The biggest thing about the original 911 RSR is that it met not only German and European GT rules and regulations but also fit neatly into the International Motor Sports Association (IMSA) regulations. Many privateers jumped at the chance to buy and race a dedicated Porsche racing 911, and among them was the American legend Milt Minter.
In 1973, Porsche awarded Minter the Pedro Rodriguez Award for being the fiercest, most aggressive driver of a Porsche car, and this poster, with the front right cocked in the air, the tail starting to slide out, and some opposite lock on just epitomizes how the man raced.
While the world was paying attention to international endurance racing and the dominant Porsche 956 and 962 Group C cars, that did not mean that the previous generation series 935 race cars were completely abandoned. Indeed, Porsche had continued to develop the car beyond the 935/78 Moby Dick, but were hesitant to release these “Evolution” cars to customer racing teams.
That didn’t stop Kremer Racing of Cologne, Germany, from asking for a copy of the plans for the 935/78—and, based off of it, they built their own series of 935s. The rarest of these is the 935 K4, of which only two were built, and only one raced from 1981 to 1984. Its last race, before regulation changes in international GT racing changed, was at the Sebring 12 Hours in 1984, where it placed 6th overall. This poster is of that very car, at that very race—the closing of a storied chapter of Porsche racing and the 935 series.
For those unaware of just what Can-Am racing was, it was insane. Taking place in Canada and (the United States of) America, hence the name Can-Am, it was the top tier prototype racing series of choice from 1966 to 1987. It was insane for the reason that the cars that raced it in were barely controllable. They were lightweight monsters with turbocharged engines capable of over 800 HP—in the 1970s!

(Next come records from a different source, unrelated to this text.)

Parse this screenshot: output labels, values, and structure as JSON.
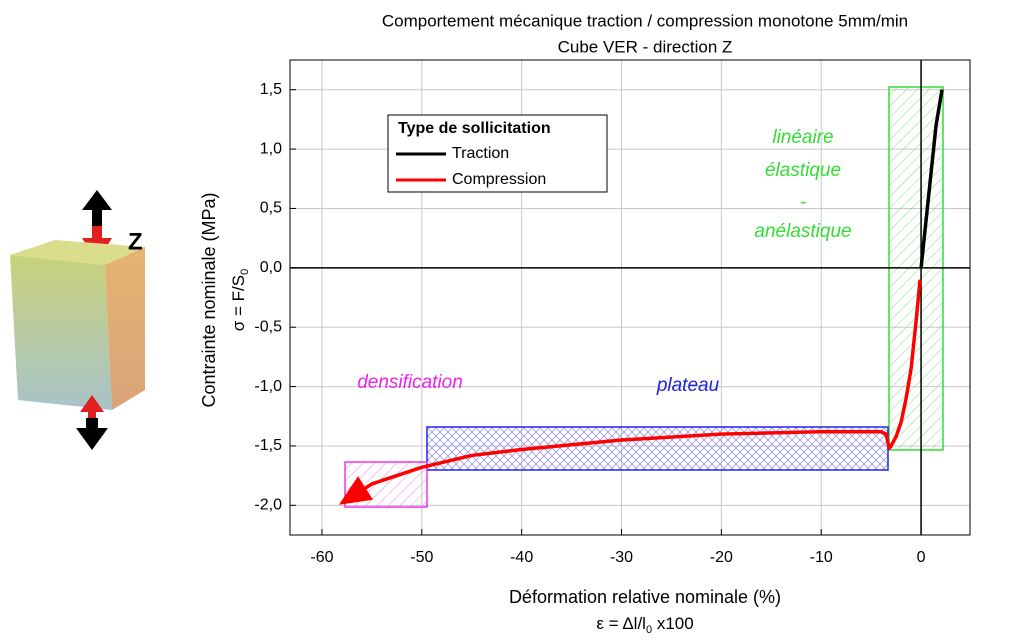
{
  "chart_data": {
    "type": "line",
    "title": "Comportement mécanique traction / compression monotone 5mm/min",
    "subtitle": "Cube VER - direction Z",
    "x_label": "Déformation relative nominale (%)",
    "x_label_formula": [
      "ε = Δl/l",
      "0",
      " x100"
    ],
    "y_label": "Contrainte nominale (MPa)",
    "y_label_formula": [
      "σ = F/S",
      "0"
    ],
    "legend_title": "Type de sollicitation",
    "xlim": [
      -63.2,
      4.9
    ],
    "ylim": [
      -2.25,
      1.75
    ],
    "xticks": [
      -60,
      -50,
      -40,
      -30,
      -20,
      -10,
      0
    ],
    "yticks": [
      {
        "value": -2.0,
        "label": "-2,0"
      },
      {
        "value": -1.5,
        "label": "-1,5"
      },
      {
        "value": -1.0,
        "label": "-1,0"
      },
      {
        "value": -0.5,
        "label": "-0,5"
      },
      {
        "value": 0.0,
        "label": "0,0"
      },
      {
        "value": 0.5,
        "label": "0,5"
      },
      {
        "value": 1.0,
        "label": "1,0"
      },
      {
        "value": 1.5,
        "label": "1,5"
      }
    ],
    "grid": true,
    "series": [
      {
        "name": "Traction",
        "color": "#000000",
        "x": [
          0,
          0.5,
          1,
          1.5,
          2.1
        ],
        "values": [
          0,
          0.4,
          0.8,
          1.2,
          1.5
        ]
      },
      {
        "name": "Compression",
        "color": "#ff0000",
        "x": [
          -0.1,
          -0.5,
          -1,
          -1.5,
          -2,
          -2.5,
          -3,
          -3.2,
          -3.5,
          -4,
          -5,
          -10,
          -20,
          -30,
          -40,
          -45,
          -50,
          -55,
          -58
        ],
        "values": [
          -0.1,
          -0.45,
          -0.85,
          -1.1,
          -1.3,
          -1.42,
          -1.5,
          -1.52,
          -1.4,
          -1.38,
          -1.38,
          -1.38,
          -1.4,
          -1.45,
          -1.53,
          -1.58,
          -1.68,
          -1.82,
          -1.98
        ]
      }
    ],
    "annotations": {
      "densification": "densification",
      "plateau": "plateau",
      "elastic": [
        "linéaire",
        "élastique",
        "-",
        "anélastique"
      ]
    },
    "cube_label": "Z"
  }
}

One of the most famous, and infamously difficult to drive, cars of the Can-Am series was the Porsche 917/10. The biggest part of that difficulty was that it did use a flat-12 like its Le Mans cousin, but had two of the largest turbochargers ever seen in competition before (and since!) bolted to it. These turbos needed a lot of exhaust pressure to spool up, so while the 917/10 had an 8,000 RPM redline, the turbos would not be producing compressed air until 5,000 RPM, and all of a sudden the drivers such as George Follmer had to deal with nearly 900 lbs-ft of torque and 850 HP in a car that wanted to swap ends every time the throttle was even looked at.
The thing about the 917/10 is that despite having 850 HP, it was not the most powerful Can-Am car. That honor goes to the 917/30 Spyder, also known as “The Car That Killed Can-Am.” It would take 12 years after the 917/30 raced, but Can-Am, after losing participants and sponsors over the years, finally ended in 1987.